楊老師點點頭,頓了頓,她似乎很不願意回憶起過去的事情,“他的父母都去世了,後來我就把他帶到我們的孤兒院照顧,直到他被母局長帶走,為隱調局供職,不管再忙他還偶爾會來看我,我很慶幸這孩子沒留下什麽心理陰影,這不聽說他出事我就趕緊過來了,希望杜局長早點找到這孩子,哎……。”楊老師深深的歎了一口氣,眉頭緊鎖。
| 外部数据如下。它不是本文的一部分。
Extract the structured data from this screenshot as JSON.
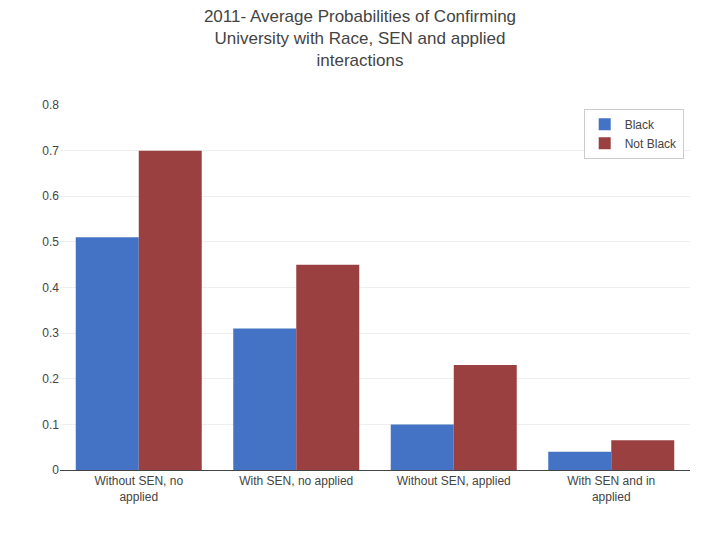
{
  "chart_data": {
    "type": "bar",
    "title": "2011- Average Probabilities of Confirming\nUniversity with Race, SEN and applied\ninteractions",
    "categories": [
      "Without SEN, no\napplied",
      "With SEN, no applied",
      "Without SEN, applied",
      "With SEN and in\napplied"
    ],
    "series": [
      {
        "name": "Black",
        "color": "#4472C4",
        "values": [
          0.51,
          0.31,
          0.1,
          0.04
        ]
      },
      {
        "name": "Not Black",
        "color": "#9B4040",
        "values": [
          0.7,
          0.45,
          0.23,
          0.065
        ]
      }
    ],
    "ylim": [
      0,
      0.8
    ],
    "yticks": [
      0,
      0.1,
      0.2,
      0.3,
      0.4,
      0.5,
      0.6,
      0.7,
      0.8
    ],
    "grid": true,
    "legend": "upper right"
  }
}
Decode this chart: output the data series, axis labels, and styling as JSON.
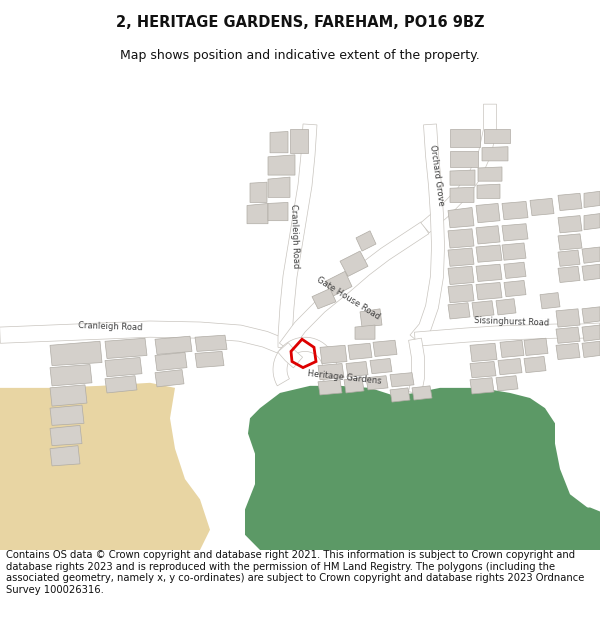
{
  "title_line1": "2, HERITAGE GARDENS, FAREHAM, PO16 9BZ",
  "title_line2": "Map shows position and indicative extent of the property.",
  "footer_text": "Contains OS data © Crown copyright and database right 2021. This information is subject to Crown copyright and database rights 2023 and is reproduced with the permission of HM Land Registry. The polygons (including the associated geometry, namely x, y co-ordinates) are subject to Crown copyright and database rights 2023 Ordnance Survey 100026316.",
  "title_fontsize": 10.5,
  "subtitle_fontsize": 9,
  "footer_fontsize": 7.2,
  "map_bg_color": "#f5f3ef",
  "building_color": "#d4d0cb",
  "building_edge_color": "#b0aca5",
  "road_color": "#ffffff",
  "road_edge_color": "#c8c4be",
  "green_color": "#5c9966",
  "sand_color": "#e8d5a3",
  "red_color": "#dd0000",
  "road_label_color": "#404040",
  "road_label_fontsize": 6.0
}
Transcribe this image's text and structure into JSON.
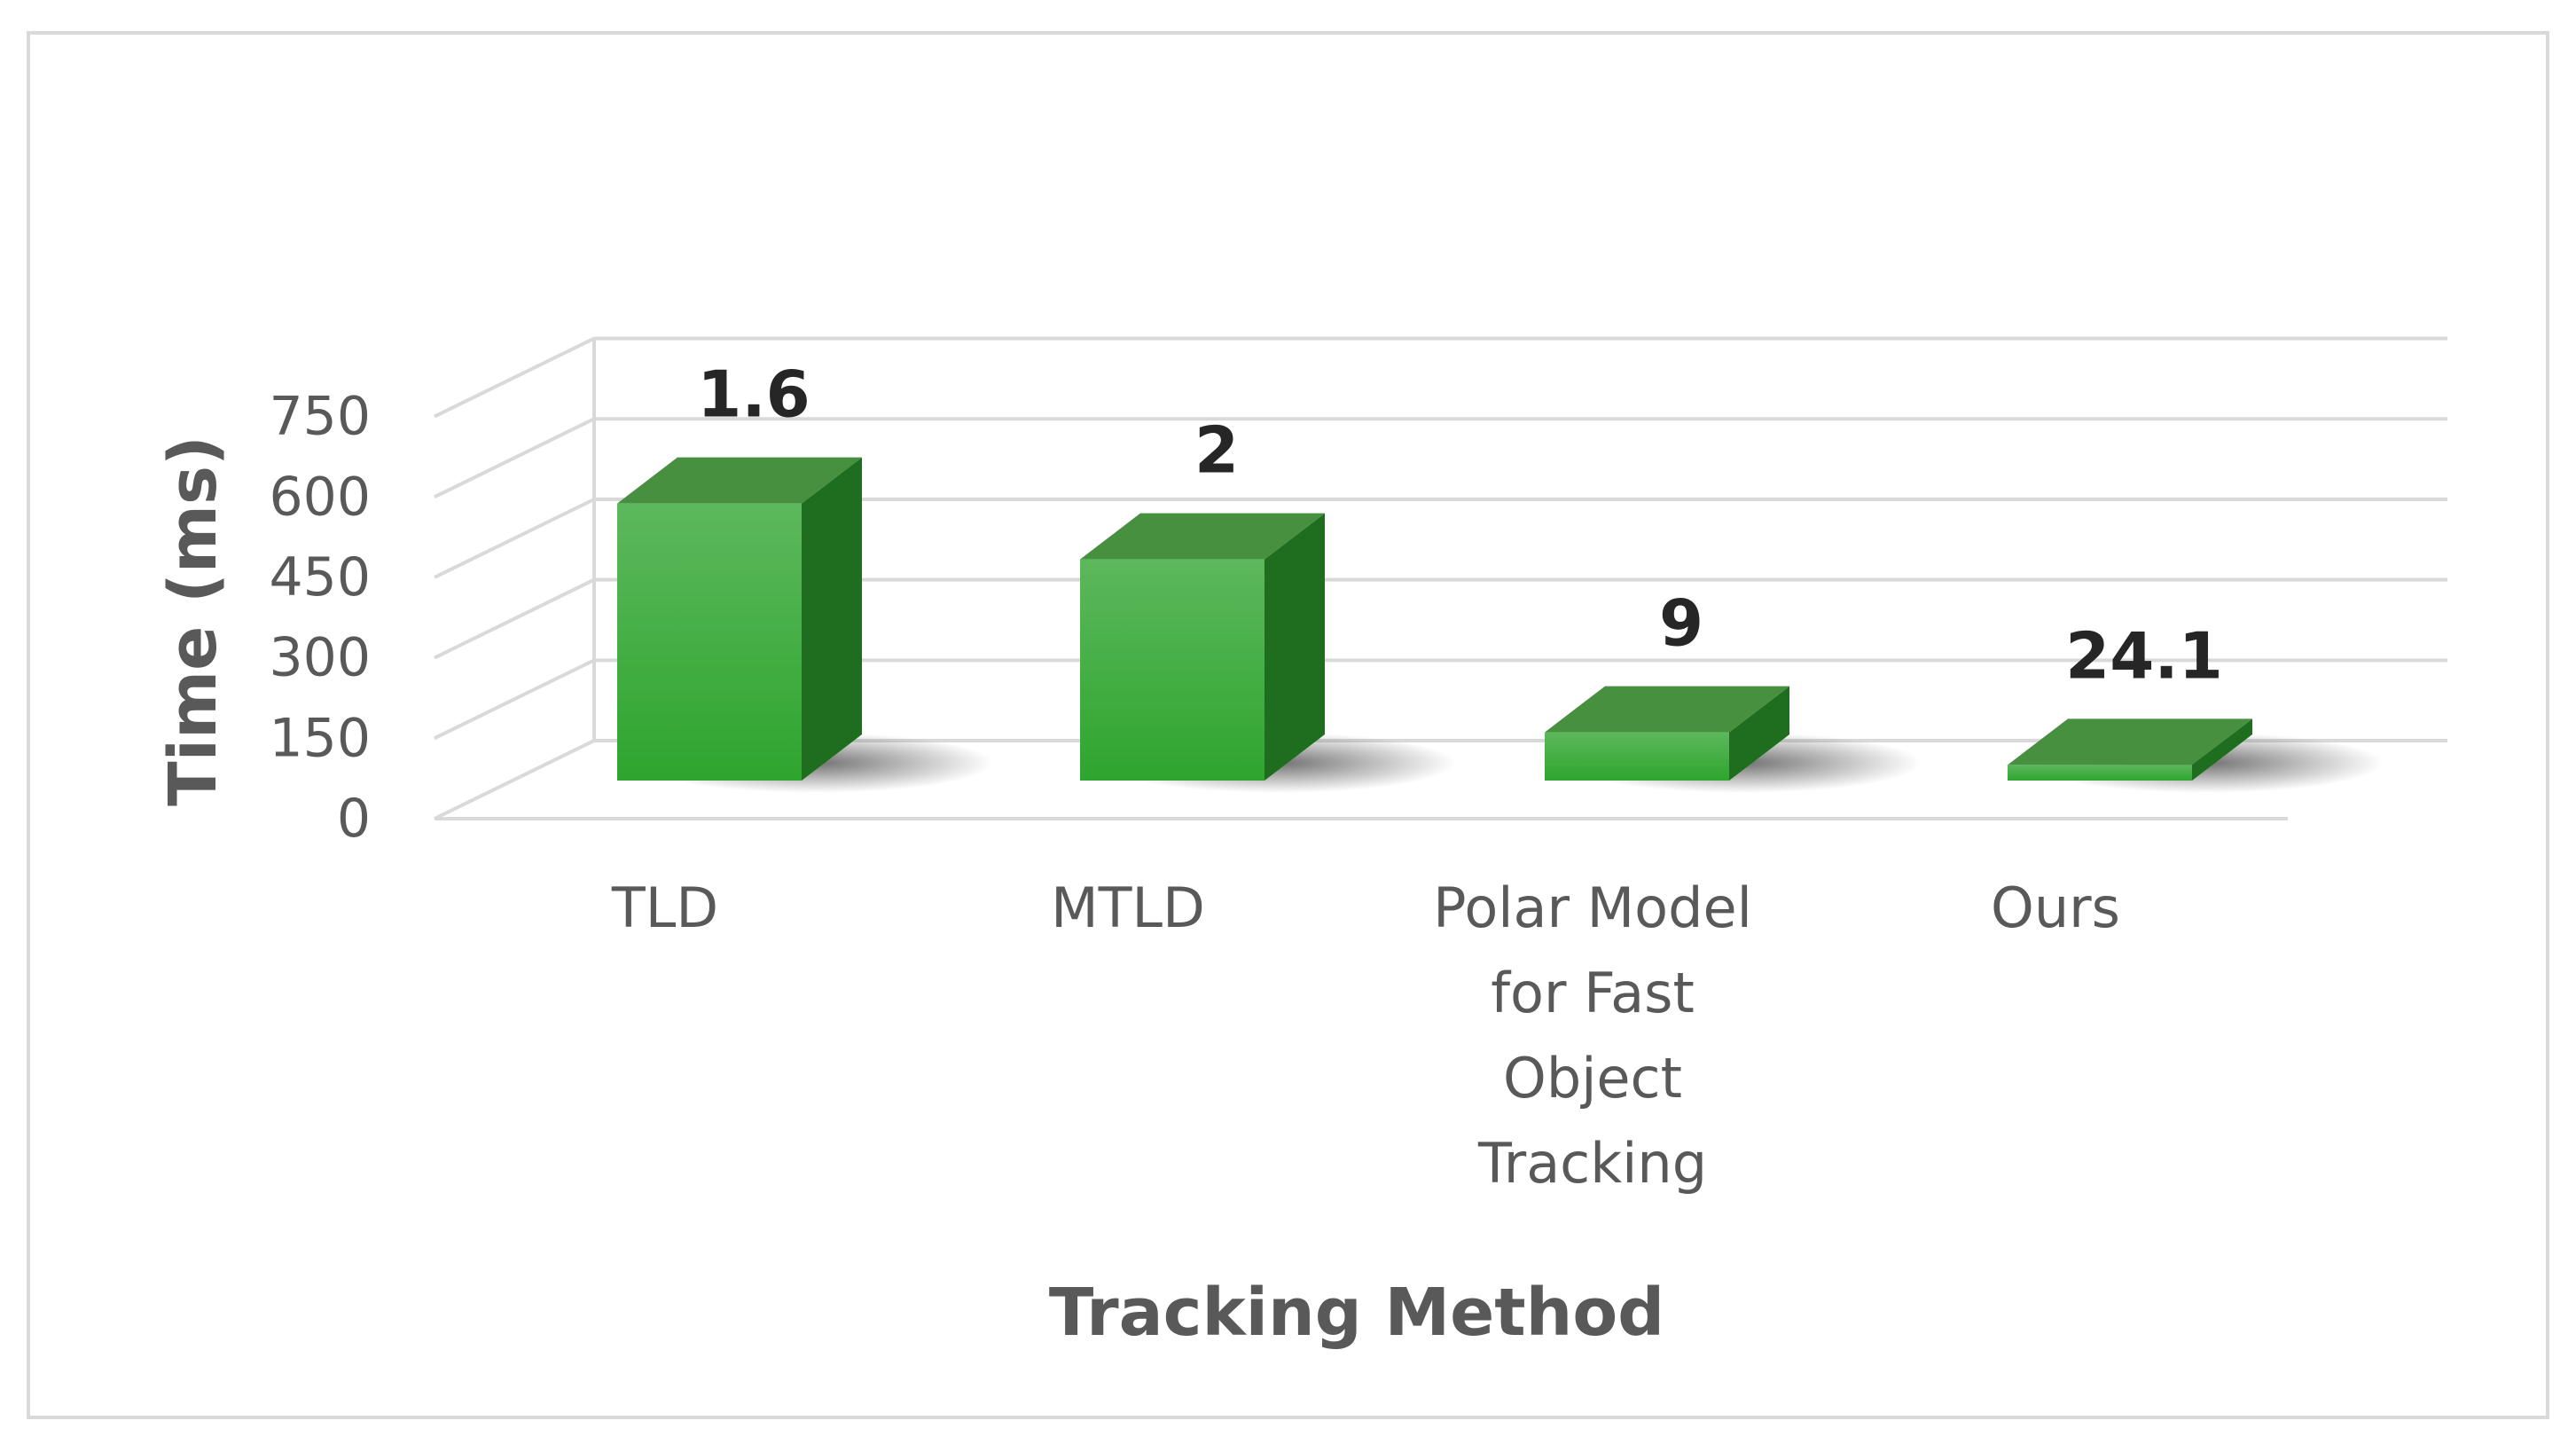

“怎麽?您也知道隱調局,也知道母局長?”我詫異的問道。
楊燦燦把我推到了一邊,不耐煩的說,“哎呀,這都不是重點,重點付馬的父母怎麽去世的,您剛剛說了一半。”
楊老師這才想起來,麵露難色,“要說付馬的父母死的還真蹊蹺,而且都慘不忍睹,他媽媽當時把孩子交給了我便走了,兩天都沒出現,也沒見她回來過,二十多年前還不流行手機,我敲了幾次門也沒有人開,後來我就報警了,警察打開門的時候都驚呆了,付馬的媽媽死在屋裏,而且……”楊老師臉色突然蒼白起來,全身打了個寒顫。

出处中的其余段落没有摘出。